In fact, I think dividend investors, especially those of you participating in DRIPs and other dollar-cost averaging strategies, should feel just fine right now.
Consider this study that I originally did for my book, The Standard and Poor's Guide for the New Investor...
Assume for a moment that it was possible to buy an index fund of the Dow back in the 1930s. And pretend that you began investing $100 into that index fund every month, starting on October 31, 1929. You continue this strategy for the next decade.
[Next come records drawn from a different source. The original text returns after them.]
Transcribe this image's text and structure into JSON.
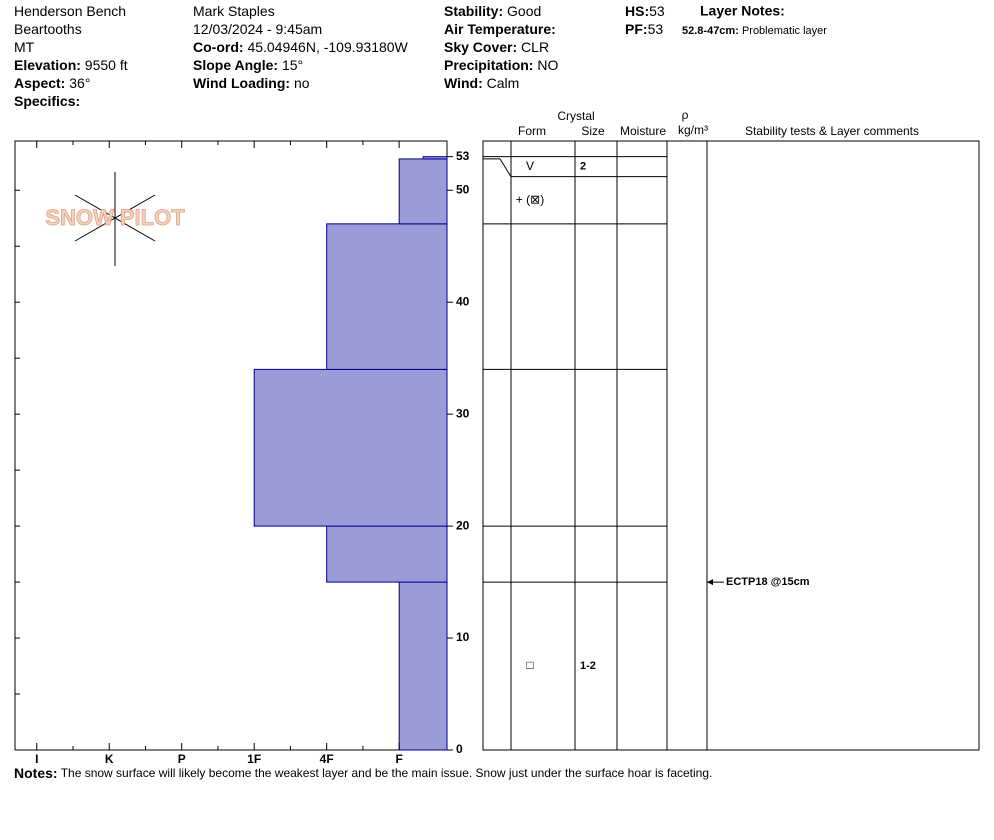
{
  "header": {
    "columns": [
      [
        {
          "value": "Henderson Bench"
        },
        {
          "value": "Beartooths"
        },
        {
          "value": "MT"
        },
        {
          "label": "Elevation:",
          "value": "9550 ft"
        },
        {
          "label": "Aspect:",
          "value": "36°"
        },
        {
          "label": "Specifics:"
        }
      ],
      [
        {
          "value": "Mark Staples"
        },
        {
          "value": "12/03/2024 - 9:45am"
        },
        {
          "label": "Co-ord:",
          "value": "45.04946N, -109.93180W"
        },
        {
          "label": "Slope Angle:",
          "value": "15°"
        },
        {
          "label": "Wind Loading:",
          "value": "no"
        }
      ],
      [
        {
          "label": "Stability:",
          "value": "Good"
        },
        {
          "label": "Air Temperature:"
        },
        {
          "label": "Sky Cover:",
          "value": "CLR"
        },
        {
          "label": "Precipitation:",
          "value": "NO"
        },
        {
          "label": "Wind:",
          "value": " Calm"
        }
      ],
      [
        {
          "label": "HS:",
          "value": "53"
        },
        {
          "label": "PF:",
          "value": "53"
        }
      ]
    ],
    "layer_notes_title": "Layer Notes:",
    "layer_note": {
      "label": "52.8-47cm:",
      "value": "Problematic layer"
    }
  },
  "logo": "SNOW PILOT",
  "chart_data": {
    "type": "hardness-profile",
    "color": "#9b9bd7",
    "ylim": [
      0,
      54.4
    ],
    "yticks": [
      0,
      10,
      20,
      30,
      40,
      50,
      53
    ],
    "xlim": [
      6.3,
      0.34
    ],
    "xticks": [
      {
        "value": 6,
        "label": "I"
      },
      {
        "value": 5,
        "label": "K"
      },
      {
        "value": 4,
        "label": "P"
      },
      {
        "value": 3,
        "label": "1F"
      },
      {
        "value": 2,
        "label": "4F"
      },
      {
        "value": 1,
        "label": "F"
      }
    ],
    "layers": [
      {
        "bottom": 0,
        "top": 15,
        "hardness": 1,
        "form": "□",
        "size": "1-2"
      },
      {
        "bottom": 15,
        "top": 20,
        "hardness": 2
      },
      {
        "bottom": 20,
        "top": 34,
        "hardness": 3
      },
      {
        "bottom": 34,
        "top": 47,
        "hardness": 2
      },
      {
        "bottom": 47,
        "top": 52.8,
        "hardness": 1,
        "form": "+ (⊠)"
      },
      {
        "bottom": 52.8,
        "top": 53,
        "hardness": 0.67,
        "form": "V",
        "size": "2"
      }
    ],
    "table_headers": {
      "crystal": "Crystal",
      "form": "Form",
      "size": "Size",
      "moisture": "Moisture",
      "rho": "ρ",
      "density": "kg/m³",
      "comments": "Stability tests & Layer comments"
    },
    "comments": [
      {
        "height": 15,
        "text": "ECTP18 @15cm"
      }
    ]
  },
  "notes": {
    "label": "Notes:",
    "text": "The snow surface will likely become the weakest layer and be the main issue. Snow just under the surface hoar is faceting."
  }
}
Well, at the end of 10 years, the Dow is DOWN 46%. That's one of the worst periods for stocks you can possibly imagine. However, over the same time, your overall investment is actually UP 5%!
How can that be? Because you were buying equal dollar amounts throughout the turmoil. And that means you were getting more of the index when it was low, and less when it was high. You were making friends with the volatility!
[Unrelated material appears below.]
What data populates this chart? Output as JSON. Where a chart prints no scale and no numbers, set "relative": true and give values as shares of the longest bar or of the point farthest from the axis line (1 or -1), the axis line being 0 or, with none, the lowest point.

So, sit back and relax. Keep saving and investing. Plow your dividends into more shares. And see how far ahead you are ten years from now!

Posted by: Teddy on Thursday, April 10, 2008
Hi Nilus, I see...it's sort of like when I had a couple grand tied up in Mutual funds, mostly partial shares in tech stocks back in 1999 when tech stocks were hot due to start-ups. My broker kept telling me to keep dumping money into this no matter what, the market always comes back. So, are you saying that I should keep investing and don't sweat it so much because the market will come back and think long term investing? Thanks Nilus. Teddy2x
Posted by: Sarah Rivers on Tuesday, May 20, 2008
Hi Nilus--Long-time Weiss subscriber. Re your new Dividend Superstars promo (deadline 5/30): you say MLP's shouldn't be used in an IRA, what about a Roth IRA? Not a tax-deferred account, a never-taxed account after 5 years and age 60 is what I was told. Could you answer this, please? Thank you, Ardent Weiss & Edelson fan
Posted by: Nilus Mattive on Thursday, May 22, 2008
Hi. You're correct that the difference between a regular IRA and a Roth IRA is deferred taxes and no taxes, respectively. However, when it comes to MLPs, you can end up owing taxes immediately no matter what type of IRA they're in. Reason: Almost all of the taxable income from MLPs is considered unrelated business taxable income (UBTI). Once your UBTI hits $1000 or more, it is taxed no matter where you're holding the MLP units. Now, you would have to have a decent stake to hit $1000 a year, but the bottom line is that it's simpler and probably more beneficial to hold MLPs in regular taxable accounts. I'm all for socking away as much money as possible in IRAs, but save those accounts for less tax efficient stuff like mutual funds, bonds, etc.